Dopo ore di aggressioni poliziesche in mezza Genova, in piazza Alimonda si consuma la tragedia: un colpo di pistola sparato da un poliziotto ferisce gravemente alla testa il 23enne Carlo Giuliani, che cade sull'asfalto e viene travolto dalla camionetta della polizia da cui è partito il colpo.
Dopo l'uccisione del giovane, a Genova la tensione sale alle stelle e le strade si trasformano in un enorme campo di guerriglia urbana, mentre molti manifestanti scappano e trovano rifugio per la notte presso la palestra della Scuola Media Diaz, divenuta sede del coordinamento del Genova Social Forum e dormitorio per i manifestanti venuti da tutta Europa (per lo più dalla Germania, dalla Francia e dall'Inghilterra).
Quando tutto sembra finito, tra le 22 e mezzanotte, mentre i carabinieri circondano l'edificio, nella scuola fanno irruzione più di 300 fra agenti della DIGOS e delle forze dell'ordine con in testa il VII nucleo della polizia di Stato che, con il pretesto di disarmare pericolose tute nere, con sadica crudeltà e inaudita violenza, danno libero sfogo ai loro primordiali istinti nei confronti di giovani inermi e innocenti.

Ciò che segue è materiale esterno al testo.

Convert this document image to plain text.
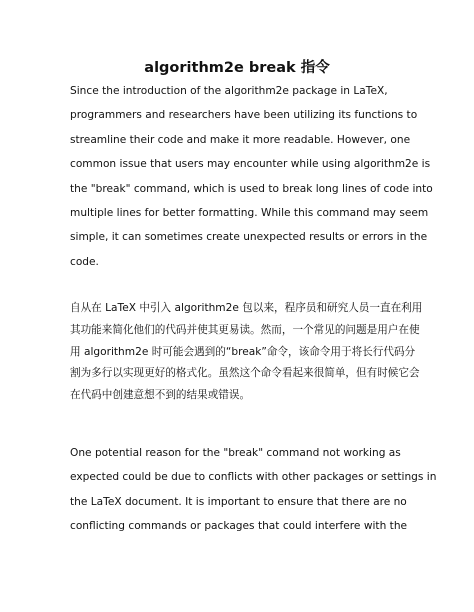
algorithm2e break 指令
Since the introduction of the algorithm2e package in LaTeX,
programmers and researchers have been utilizing its functions to
streamline their code and make it more readable. However, one
common issue that users may encounter while using algorithm2e is
the "break" command, which is used to break long lines of code into
multiple lines for better formatting. While this command may seem
simple, it can sometimes create unexpected results or errors in the
code.
自从在 LaTeX 中引入 algorithm2e 包以来，程序员和研究人员一直在利用
其功能来简化他们的代码并使其更易读。然而，一个常见的问题是用户在使
用 algorithm2e 时可能会遇到的“break”命令，该命令用于将长行代码分
割为多行以实现更好的格式化。虽然这个命令看起来很简单，但有时候它会
在代码中创建意想不到的结果或错误。
One potential reason for the "break" command not working as
expected could be due to conflicts with other packages or settings in
the LaTeX document. It is important to ensure that there are no
conflicting commands or packages that could interfere with the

Nel corso dell'irruzione, come scrisse il giornale inglese The Guardian, fu ordinato a uomini e donne di inginocchiarsi in modo da poterli colpire facilmente sulle spalle e sulla testa, uno studente di violoncello di Berlino ebbe lo strumento brutalmente spaccato sulla testa al punto che si rese necessario un intervento chirurgico per fermare l'emorragia cerebrale; gli agenti impugnavano i manganelli dalla parte terminale in modo da usare l'impugnatura ad angolo retto a mo' di martello, un agente fece inginocchiare una ragazza, poi gli spinse l'inguine contro il viso, e dopo aver fatto lo stesso con il ragazzo che le stava accanto, prese un coltello e tagliò ad entrambi i capelli.
Il sanguinoso blitz si concluse con 93 arresti e 82 feriti, di cui 3 in prognosi riservata.
Degli 82 feriti, 69 sono stati condotti in ospedali, mentre i rimanenti 19, assieme ai 93 in stato di fermo sono stati condotti forzatamente nel carcere provvisorio allestito nella caserma di Bolzaneto, dove le sevizie e i massacri sono proseguiti, senza nessun motivo plausibile, senza alcuna copertura giudiziaria, senza avvisare le famiglie e soprattutto senza nessun rispetto per la dignità dell'uomo.